You have a bunch of sections of fence (however many you need), all the same length, all straight and impossible to bend. Your goal is to build two closed fences, one containing the other, such that the inner fence uses a greater number of sections than the outer one.
What is the minimum number of sections that you need to achieve your goal?
(note: a section of fence can have an arbitrarily small, but positive, thickness)
Originally posted by Anthem You have a bunch of sections of fence (however many you need), all the same length, all straight and impossible to bend. Your goal is to build two closed fences, one containing the other, such that the inner fence uses a greater number of sections than the outer one.
What is the minimum number of sections that you need to achieve your goal?
(note: a section of fence can have an arbitrarily small, but positive, thickness)
One thing you didn't specify is whether the fence sections have to be touching end-to-end. In other words can a fence section have a part that is dangling, not enclosing anything, while another section pokes it in its side. If so, I have constructed a toothpick example that I think is the minimum, Reveal Hidden Content
a rhombus of 4 enclosing a weird arrangement of 5
but it's hard to describe and impossible to really prove that I did it because of the olives or maybe it was the gin. 🙂
Originally posted by AThousandYoung [hidden]6 piece Y shape inside 3 piece triangle total 9[/hidden]
I dont think that will work because the OP said the fences do have thickness - in which case your inner shape just pops out. I think you need to add a section to your outer fence.
How about, making the outer fence a regular pentagon ABCDE.
For inner fencing,
Place a section MN that touches AB at M and BC at N.

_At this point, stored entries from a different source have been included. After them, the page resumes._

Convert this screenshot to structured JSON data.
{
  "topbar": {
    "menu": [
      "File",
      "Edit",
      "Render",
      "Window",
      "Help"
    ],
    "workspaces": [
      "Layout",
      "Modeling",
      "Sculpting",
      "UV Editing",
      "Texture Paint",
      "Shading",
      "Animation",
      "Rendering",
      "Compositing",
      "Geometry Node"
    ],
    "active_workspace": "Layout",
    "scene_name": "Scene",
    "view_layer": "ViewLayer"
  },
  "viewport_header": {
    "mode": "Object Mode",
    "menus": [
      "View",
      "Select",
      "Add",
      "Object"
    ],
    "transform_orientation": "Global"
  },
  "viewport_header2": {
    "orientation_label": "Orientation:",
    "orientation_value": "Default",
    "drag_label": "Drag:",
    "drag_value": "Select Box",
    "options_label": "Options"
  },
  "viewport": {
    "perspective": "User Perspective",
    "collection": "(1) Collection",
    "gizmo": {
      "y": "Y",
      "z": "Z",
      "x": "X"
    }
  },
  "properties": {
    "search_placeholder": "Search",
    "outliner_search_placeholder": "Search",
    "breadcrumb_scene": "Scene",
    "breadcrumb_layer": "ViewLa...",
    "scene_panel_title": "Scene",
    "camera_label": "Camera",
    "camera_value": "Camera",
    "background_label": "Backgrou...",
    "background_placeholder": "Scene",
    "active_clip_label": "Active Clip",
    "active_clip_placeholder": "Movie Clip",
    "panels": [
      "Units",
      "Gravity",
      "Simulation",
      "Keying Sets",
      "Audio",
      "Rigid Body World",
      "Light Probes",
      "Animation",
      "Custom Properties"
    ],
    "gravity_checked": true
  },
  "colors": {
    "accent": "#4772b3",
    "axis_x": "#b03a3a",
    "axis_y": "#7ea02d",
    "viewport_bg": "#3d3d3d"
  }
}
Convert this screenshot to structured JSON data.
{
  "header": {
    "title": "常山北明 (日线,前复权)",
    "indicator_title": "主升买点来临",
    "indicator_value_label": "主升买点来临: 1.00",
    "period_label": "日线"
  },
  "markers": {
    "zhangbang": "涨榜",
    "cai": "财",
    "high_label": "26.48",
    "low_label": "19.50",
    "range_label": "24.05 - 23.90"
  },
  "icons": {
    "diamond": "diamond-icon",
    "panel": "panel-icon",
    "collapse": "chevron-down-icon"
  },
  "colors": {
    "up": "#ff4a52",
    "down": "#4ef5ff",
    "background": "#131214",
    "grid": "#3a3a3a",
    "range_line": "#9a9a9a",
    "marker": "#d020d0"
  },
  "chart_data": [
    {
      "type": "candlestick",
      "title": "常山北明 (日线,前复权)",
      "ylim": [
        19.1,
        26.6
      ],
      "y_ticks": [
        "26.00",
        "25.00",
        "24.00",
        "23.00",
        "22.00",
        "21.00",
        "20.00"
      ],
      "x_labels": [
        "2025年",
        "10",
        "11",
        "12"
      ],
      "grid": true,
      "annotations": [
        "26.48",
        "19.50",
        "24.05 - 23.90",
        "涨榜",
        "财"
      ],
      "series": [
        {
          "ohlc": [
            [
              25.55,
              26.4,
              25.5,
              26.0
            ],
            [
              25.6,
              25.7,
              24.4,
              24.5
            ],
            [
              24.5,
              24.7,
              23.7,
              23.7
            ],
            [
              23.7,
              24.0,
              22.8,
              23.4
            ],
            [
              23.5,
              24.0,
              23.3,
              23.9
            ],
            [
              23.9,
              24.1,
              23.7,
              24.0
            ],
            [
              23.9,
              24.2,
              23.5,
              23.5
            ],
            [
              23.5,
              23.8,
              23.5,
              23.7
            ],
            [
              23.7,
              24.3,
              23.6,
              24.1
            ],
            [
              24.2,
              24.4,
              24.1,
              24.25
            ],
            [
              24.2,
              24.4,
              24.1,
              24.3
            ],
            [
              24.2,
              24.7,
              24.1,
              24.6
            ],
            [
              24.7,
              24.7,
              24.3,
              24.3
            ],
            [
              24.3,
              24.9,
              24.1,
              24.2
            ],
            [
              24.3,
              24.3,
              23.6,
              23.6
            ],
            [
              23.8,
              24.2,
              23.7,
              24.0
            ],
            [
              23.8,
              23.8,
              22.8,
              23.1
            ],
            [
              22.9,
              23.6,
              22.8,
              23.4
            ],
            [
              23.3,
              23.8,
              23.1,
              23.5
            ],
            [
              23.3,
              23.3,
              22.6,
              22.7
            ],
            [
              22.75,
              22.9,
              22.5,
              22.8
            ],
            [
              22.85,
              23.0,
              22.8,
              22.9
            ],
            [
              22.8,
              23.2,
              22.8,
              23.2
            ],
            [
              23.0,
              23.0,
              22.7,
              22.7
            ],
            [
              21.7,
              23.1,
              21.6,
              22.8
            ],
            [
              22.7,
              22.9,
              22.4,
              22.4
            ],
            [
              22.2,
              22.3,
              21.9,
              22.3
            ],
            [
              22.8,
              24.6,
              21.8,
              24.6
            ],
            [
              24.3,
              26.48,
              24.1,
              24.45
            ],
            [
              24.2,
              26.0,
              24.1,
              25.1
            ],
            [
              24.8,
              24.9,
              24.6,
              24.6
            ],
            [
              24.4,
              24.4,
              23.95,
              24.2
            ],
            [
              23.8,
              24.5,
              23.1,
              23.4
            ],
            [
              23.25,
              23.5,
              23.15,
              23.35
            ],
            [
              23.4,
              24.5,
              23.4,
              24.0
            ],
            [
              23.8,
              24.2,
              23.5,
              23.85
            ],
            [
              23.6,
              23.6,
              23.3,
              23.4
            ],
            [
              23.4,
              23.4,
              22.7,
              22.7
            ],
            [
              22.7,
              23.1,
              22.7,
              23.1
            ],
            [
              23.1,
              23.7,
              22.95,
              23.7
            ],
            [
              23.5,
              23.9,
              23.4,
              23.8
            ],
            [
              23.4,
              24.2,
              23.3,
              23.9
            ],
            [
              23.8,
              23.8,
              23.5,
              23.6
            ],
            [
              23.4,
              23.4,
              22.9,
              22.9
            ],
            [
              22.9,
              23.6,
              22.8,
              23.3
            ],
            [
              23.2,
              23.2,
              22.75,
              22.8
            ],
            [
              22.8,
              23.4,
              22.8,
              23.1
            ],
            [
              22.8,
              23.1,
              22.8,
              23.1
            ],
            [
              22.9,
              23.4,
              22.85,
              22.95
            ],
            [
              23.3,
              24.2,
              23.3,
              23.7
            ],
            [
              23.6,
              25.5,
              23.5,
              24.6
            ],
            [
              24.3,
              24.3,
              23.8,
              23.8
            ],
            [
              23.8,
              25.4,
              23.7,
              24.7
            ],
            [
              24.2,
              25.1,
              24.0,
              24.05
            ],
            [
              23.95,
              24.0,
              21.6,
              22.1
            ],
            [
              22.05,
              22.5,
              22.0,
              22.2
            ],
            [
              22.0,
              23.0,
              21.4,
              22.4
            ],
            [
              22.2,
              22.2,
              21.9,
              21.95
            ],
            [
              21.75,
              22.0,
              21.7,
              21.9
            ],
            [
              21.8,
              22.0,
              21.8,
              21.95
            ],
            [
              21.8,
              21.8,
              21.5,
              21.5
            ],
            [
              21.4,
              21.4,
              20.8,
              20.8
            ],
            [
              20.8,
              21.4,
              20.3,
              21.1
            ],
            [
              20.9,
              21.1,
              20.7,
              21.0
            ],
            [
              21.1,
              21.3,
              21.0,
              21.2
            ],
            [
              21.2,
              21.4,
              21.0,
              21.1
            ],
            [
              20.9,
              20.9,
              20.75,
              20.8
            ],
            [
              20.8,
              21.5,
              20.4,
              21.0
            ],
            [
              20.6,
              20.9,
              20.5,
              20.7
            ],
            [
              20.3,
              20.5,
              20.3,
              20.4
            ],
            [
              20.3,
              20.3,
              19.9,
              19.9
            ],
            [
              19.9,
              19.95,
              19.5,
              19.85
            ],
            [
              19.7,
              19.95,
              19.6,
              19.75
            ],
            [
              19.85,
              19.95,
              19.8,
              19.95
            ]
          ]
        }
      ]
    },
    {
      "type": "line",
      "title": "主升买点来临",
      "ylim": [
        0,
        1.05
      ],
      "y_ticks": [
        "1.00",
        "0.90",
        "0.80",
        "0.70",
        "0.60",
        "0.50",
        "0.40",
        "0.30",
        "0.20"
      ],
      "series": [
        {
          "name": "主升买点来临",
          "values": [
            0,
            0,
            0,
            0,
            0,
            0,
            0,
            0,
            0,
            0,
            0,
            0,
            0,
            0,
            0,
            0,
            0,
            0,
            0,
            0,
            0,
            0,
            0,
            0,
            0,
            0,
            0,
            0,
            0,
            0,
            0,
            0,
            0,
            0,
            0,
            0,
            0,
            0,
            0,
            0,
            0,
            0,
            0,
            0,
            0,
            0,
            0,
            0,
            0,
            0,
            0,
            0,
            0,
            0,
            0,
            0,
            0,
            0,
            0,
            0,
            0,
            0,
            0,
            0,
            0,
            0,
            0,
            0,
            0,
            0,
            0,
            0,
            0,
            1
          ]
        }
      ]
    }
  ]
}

Place a section NO that touches BC at N and CD at O.
Place a section OP that touches CD at O and DE at P.
Place a section PQ that touches DE at P and EA at Q.
Now, place sections QR and RM (in V shape) to complete the inner fencing (MNOPQR).
Assuming thickness is very small (epsilon) the points for the inner fencing can be chosen arbitrarily inside the pentagon.
It may not be the minimal solution but I reckon 14 pieces is do-able without the outer fence and the inner fence touching. By a 2x1 rectangle on the outside and sort of two deformed w-shapes in the middle to ensure both shapes are closed loops.
smartarin: I think your idea assumes is right however it rests on the assumption that you can fit a square of lengths n into a pentagon of lengths n, which I think you can. So that would make your answer better than mine.
But then logically we can extend your idea to having a warped triangle inside a square.
So there's a square outside and a triangle with two extra sides so you get a zig-zag pattern at one of the edges, meaning you'd only need 9 lengths of fence.